Throughout the pandemic, the percentage of pregnant patients who entered the Yale New Haven Health system and tested positive for COVID-19 reflected “what was going on regionally across the state” at that time, Campbell said.
With the recent surge in cases driven by the Omicron variant, all medical professionals interviewed by the News emphasized their recommendation for people to get vaccinated. Hugh Taylor, chief of obstetrics and gynecology at Yale New Haven Hospital, noted that “COVID risks are higher in pregnancy,” so anyone looking to become pregnant or are pregnant should get vaccinated.
“The vaccine is not harmful to pregnancy or fertility,” Taylor wrote in an email to the News. “The disease is harmful in pregnancy; pregnant women have a higher risk of becoming very sick, needing ICU admission and even dying from COVID. They also have a higher risk of pregnancy complications. Omicron seems to be milder but we don’t have good data on the pregnancy effects yet. Some people, particularly those who are unvaccinated, are still becoming quite sick.”
According to Campbell, from this wave of Omicron, patients in the hospital with severe COVID-19 infections “most likely are unvaccinated.” Campbell noted that at this point in the pandemic, unvaccinated individuals put themselves at risk for contracting severe cases of COVID-19. Pregnant patients with severe COVID-19 cases that require hospitalization are at risk for preterm delivery and, consequently, increase potential health complications in premature infants, she said.
Abdel-Razeq said that the presence of symptoms is a factor to consider when determining whether COVID-positive, pregnant women may experience “adverse outcomes.” Those who express symptoms experience several-fold increases in other complications, such as premature rupturing of the water bag and potential vascular development and growth issues in infants.
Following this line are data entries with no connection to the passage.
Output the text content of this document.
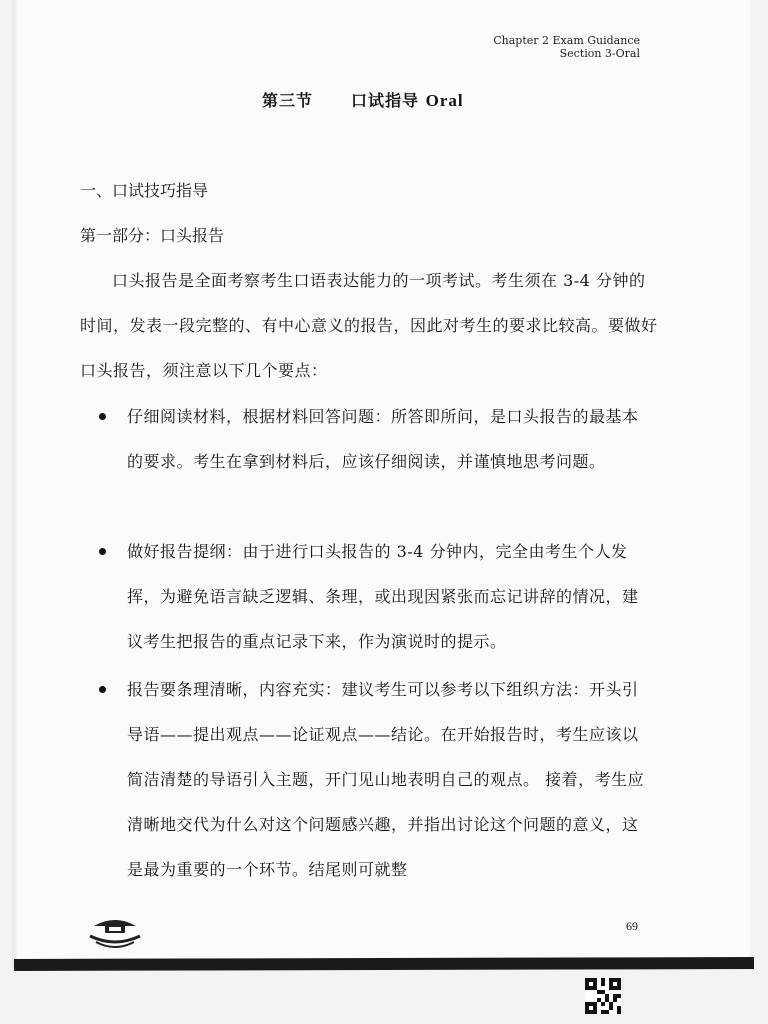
Chapter 2 Exam Guidance
Section 3-Oral
第三节 口试指导 Oral
一、口试技巧指导
第一部分：口头报告
口头报告是全面考察考生口语表达能力的一项考试。考生须在 3-4 分钟的时间，发表一段完整的、有中心意义的报告，因此对考生的要求比较高。要做好口头报告，须注意以下几个要点：
仔细阅读材料，根据材料回答问题：所答即所问，是口头报告的最基本的要求。考生在拿到材料后，应该仔细阅读，并谨慎地思考问题。
做好报告提纲：由于进行口头报告的 3-4 分钟内，完全由考生个人发挥，为避免语言缺乏逻辑、条理，或出现因紧张而忘记讲辞的情况，建议考生把报告的重点记录下来，作为演说时的提示。
报告要条理清晰，内容充实：建议考生可以参考以下组织方法：开头引导语——提出观点——论证观点——结论。在开始报告时，考生应该以简洁清楚的导语引入主题，开门见山地表明自己的观点。 接着，考生应清晰地交代为什么对这个问题感兴趣，并指出讨论这个问题的意义，这是最为重要的一个环节。结尾则可就整
69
“We strongly recommend our pregnant patients get vaccinated, and they can get vaccinated at any point in their pregnancy,” said Campbell. “It’s not reserved to certain trimesters of pregnancy. That, in addition to your pretty standard public health measures like mask wearing, minimizing your social interactions in large crowded spaces, are probably the … best way our pregnant patients can protect themselves.”
Graduate student Zainab Chemssy Khan SPH ’23, who previously served as a public health specialist at the New York State Department of Health, argued that there are a number of factors hindering national vaccination rates, including “government mistrust” and a lack of “health sciences” education. The result is widespread adoption of a “wait and see” approach, she said.
Of the vaccinated women who participated in Lipkind’s study, approximately 95.8 percent received at least one dose of the two-dose Moderna or Pfizer-BioNTech vaccines, while the remaining 4.2 percent of women received one dose of the single-dose Johnson & Johnson vaccine. Most of the women were vaccinated during the second or third trimester of their pregnancy, regardless of the company they received their vaccination from.